Ethan acknowledged them before directing me to his office, which was as luxe as the rest of the House. There was thick carpet, an imposing desk, and a comfortable sitting area with leather club chairs. Bookshelves lined the left side of the room, and an enormous conference table spread across the back in front of a bank of windows. They were open now, and would be shuttered automatically when the sun began to rise.

At the moment, the room was full of vampires. Malik, Ethan’s second-in-command, leaned against Ethan’s desk. He was dressed in the Cadogan uniform—fitted black suit, white button-down shirt that contrasted against his dark skin and pale green eyes.

Luc, the House’s guard captain, had tousled blond hair and the face and body of a well-practiced cowboy. He’d been excused from the House’s black-suit dress code. He wore jeans, boots, and a T-shirt with CADOGAN HOUSE GUARD CORPS printed in a circle across the front, the image of a bacon rasher in the middle. SAVIN’ YOUR BACON SINCE 1883 was printed across it. He’d created the design because, to quote him, “nothing fuels a vampire like a good rasher.”

His girlfriend and fellow guard, Lindsey, stood beside him. She was pretty, blond, fashion-conscious, and a very good friend. Tonight, she’d paired neon yellow stilettos with her House uniform. Matched with the jaunty high ponytail and small neon earrings, she added a little flair to the otherwise unrelieved black.

Juliet, another House guard, stood nearby with a bottle of green juice in hand. She was petite and looked delicate, with cream and roses skin and red hair, but she was a ferocious and determined fighter.

She’d recently decided “juicing” would further enhance her butt-kicking abilities, and she’d tried to foist one of her liquid kale concoctions on me. I declined to drink anything that looked like lawn clippings.

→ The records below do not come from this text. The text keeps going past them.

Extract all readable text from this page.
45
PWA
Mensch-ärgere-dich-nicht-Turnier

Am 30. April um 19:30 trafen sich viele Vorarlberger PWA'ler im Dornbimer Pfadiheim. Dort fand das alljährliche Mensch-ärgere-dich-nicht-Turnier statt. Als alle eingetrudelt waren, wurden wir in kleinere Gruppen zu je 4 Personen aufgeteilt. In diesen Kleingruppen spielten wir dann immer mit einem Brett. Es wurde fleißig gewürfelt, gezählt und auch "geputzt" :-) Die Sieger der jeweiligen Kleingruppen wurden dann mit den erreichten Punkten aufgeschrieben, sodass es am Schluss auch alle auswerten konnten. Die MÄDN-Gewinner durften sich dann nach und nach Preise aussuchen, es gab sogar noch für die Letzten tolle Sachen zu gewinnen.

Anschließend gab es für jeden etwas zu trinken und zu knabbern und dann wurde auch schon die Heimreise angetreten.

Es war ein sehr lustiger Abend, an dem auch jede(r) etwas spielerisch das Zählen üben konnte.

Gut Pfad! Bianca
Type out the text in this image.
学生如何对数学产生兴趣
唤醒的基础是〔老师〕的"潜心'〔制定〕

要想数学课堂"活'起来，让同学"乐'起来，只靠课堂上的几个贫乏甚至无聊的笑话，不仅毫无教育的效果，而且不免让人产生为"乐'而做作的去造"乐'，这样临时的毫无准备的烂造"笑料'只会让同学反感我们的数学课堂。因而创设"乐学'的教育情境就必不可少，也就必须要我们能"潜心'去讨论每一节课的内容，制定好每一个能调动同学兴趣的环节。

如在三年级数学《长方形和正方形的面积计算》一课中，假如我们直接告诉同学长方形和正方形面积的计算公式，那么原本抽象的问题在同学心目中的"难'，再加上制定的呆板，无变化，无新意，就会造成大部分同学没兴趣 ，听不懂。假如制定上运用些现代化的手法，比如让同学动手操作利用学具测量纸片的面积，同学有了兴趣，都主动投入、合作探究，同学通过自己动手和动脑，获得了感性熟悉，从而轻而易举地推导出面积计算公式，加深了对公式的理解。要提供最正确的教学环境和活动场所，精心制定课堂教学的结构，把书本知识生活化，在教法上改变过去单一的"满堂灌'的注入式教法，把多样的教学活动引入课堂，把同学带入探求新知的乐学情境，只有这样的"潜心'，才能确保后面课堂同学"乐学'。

Besides, if I wasn’t pumping my body with trans fats, I wasn’t fully utilizing my immortality.

When we stepped into the doorway, the vampires took in my blood-spattered T-shirt and bandage and Ethan’s own ripped and bloodied T-shirt.

“You two can’t even go to a damn sporting event without trouble,” Luc said.

“I grabbed shirts for you,” Lindsey said, offering folded black cotton to me and Ethan. “Fresh from the swag room.”

“You aren’t technically a Guard,” Luc said to me, “but since you just took another shot on behalf of your House and Master, we figured you deserved one.”

“That, and the fact that I train and work with you guys?”

Luc winked at me. “That helps.”

“What’s the House record for gunshots?” I asked.

“Five,” Ethan said. He’d walked behind his desk, was scanning his computer screen. “Peter had that prize. Would that he’d been here for a sixth,” he muttered, undoubtedly angry that he couldn’t deliver that sixth shot.

Peter was a former Cadogan Guard who’d betrayed the House for Celina Desaulniers, the former Master of Navarre House.

Given the night we’d had, I was determined to keep the mood light. “And what’s the prize for beating the record?”

“House arrest,” Ethan said. He glanced up, smiled thinly. “And you wouldn’t enjoy that, Sentinel.”

No argument there.

“Am I late?” A woman with dark skin and dark hair pulled back in a ponytail and wearing pink scrubs stood in the doorway. Delia was the House’s doctor.

“You’re right on time,” Ethan said. “Your patient awaits.”

“Patient?” I asked.

“Treatment, Sentinel. Your wound should be addressed.”

I didn’t like the way that sounded, especially since my arm was already itchy with healing. “I’m fine.”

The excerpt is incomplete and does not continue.